The sunken freighter has forced ships to go through the time-consuming task of unloading cargo offshore using barges.

Gordon Thompson from the Christmas Island Union of Workers says the situation is unacceptable and needs to be resolved immediately.

"It's certainly a continuing impediment to operations on Christmas Island. It needs to be resolved as soon as possible," he said.

The Australian Government says removal of the wreck is a priority but it has exhausted all options to force the ship owner's to salvage the ship.

A spokesman for the Department of Regional Australia says the department has informed the owner that the Australian Maritime Safety Authority will oversee removal of the wreck.

However, the department says it cannot say when the wreck will be removed, or who will conduct the salvage operation.

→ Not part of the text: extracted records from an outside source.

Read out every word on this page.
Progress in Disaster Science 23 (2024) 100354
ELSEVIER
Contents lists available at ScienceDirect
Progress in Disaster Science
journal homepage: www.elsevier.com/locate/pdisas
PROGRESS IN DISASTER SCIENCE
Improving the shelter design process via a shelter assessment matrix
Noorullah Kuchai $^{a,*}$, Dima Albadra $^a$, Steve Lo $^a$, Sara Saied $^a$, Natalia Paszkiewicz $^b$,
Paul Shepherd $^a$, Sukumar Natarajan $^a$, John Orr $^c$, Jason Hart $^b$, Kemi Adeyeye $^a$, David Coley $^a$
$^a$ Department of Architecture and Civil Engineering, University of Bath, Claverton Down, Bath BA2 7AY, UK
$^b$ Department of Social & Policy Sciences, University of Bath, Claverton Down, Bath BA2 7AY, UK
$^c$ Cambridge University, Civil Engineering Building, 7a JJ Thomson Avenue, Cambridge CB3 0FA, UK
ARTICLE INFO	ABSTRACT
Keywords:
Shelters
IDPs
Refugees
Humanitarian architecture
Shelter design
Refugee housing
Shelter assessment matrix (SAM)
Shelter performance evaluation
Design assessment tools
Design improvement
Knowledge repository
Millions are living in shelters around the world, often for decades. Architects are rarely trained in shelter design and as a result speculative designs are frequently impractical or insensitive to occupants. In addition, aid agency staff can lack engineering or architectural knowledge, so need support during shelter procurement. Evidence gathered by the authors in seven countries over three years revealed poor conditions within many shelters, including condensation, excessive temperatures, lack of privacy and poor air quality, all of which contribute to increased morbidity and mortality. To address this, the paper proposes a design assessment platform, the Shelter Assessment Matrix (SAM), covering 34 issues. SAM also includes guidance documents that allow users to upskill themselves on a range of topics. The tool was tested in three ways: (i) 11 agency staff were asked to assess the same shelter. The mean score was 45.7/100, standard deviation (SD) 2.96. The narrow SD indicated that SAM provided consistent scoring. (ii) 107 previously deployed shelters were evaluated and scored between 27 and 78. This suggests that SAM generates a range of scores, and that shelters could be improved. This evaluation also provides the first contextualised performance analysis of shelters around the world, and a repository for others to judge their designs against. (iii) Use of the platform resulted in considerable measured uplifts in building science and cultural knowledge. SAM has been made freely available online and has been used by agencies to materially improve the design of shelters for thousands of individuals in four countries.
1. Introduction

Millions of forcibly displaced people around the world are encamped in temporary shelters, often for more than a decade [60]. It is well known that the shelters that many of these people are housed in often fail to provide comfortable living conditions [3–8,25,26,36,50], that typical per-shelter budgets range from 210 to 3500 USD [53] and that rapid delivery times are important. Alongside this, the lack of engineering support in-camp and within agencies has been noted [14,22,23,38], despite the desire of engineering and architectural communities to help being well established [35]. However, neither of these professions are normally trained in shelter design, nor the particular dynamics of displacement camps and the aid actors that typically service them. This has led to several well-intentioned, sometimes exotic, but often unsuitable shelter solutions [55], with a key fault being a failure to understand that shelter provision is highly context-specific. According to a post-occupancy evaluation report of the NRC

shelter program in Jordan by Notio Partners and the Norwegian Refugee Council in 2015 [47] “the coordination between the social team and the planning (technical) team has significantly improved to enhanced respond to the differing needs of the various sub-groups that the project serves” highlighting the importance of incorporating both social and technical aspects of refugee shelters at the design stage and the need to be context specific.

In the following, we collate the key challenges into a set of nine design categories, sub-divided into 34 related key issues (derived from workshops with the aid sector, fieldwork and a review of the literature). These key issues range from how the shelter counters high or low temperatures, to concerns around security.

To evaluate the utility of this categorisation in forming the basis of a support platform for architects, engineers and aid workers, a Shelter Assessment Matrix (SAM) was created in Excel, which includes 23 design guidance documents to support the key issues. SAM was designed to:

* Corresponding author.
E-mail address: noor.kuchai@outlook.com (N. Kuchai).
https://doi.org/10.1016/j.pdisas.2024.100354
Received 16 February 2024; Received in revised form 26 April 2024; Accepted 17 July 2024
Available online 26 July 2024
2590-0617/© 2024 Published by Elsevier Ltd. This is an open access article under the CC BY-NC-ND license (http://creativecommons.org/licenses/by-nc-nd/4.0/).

Mr Thompson says Christmas Island residents need to have the situation resolved quickly.

"The government needs to get the salvage experts in immediately to remove the hulk so we can resume proper supply lines for our supply ship," he said.

Mr Thompson says while authorities had to wait for calm weather, the government must take immediate action to restore normal port operations.

"The squall season has abated. Ideally the government would have ensured that the salvage operator was ready to go as soon as the weather permitted but that hasn't been the case."

The government says it is trying to limit the impact of the ship wreck on the community and is already paying the additional cost of unloading cargo offshore.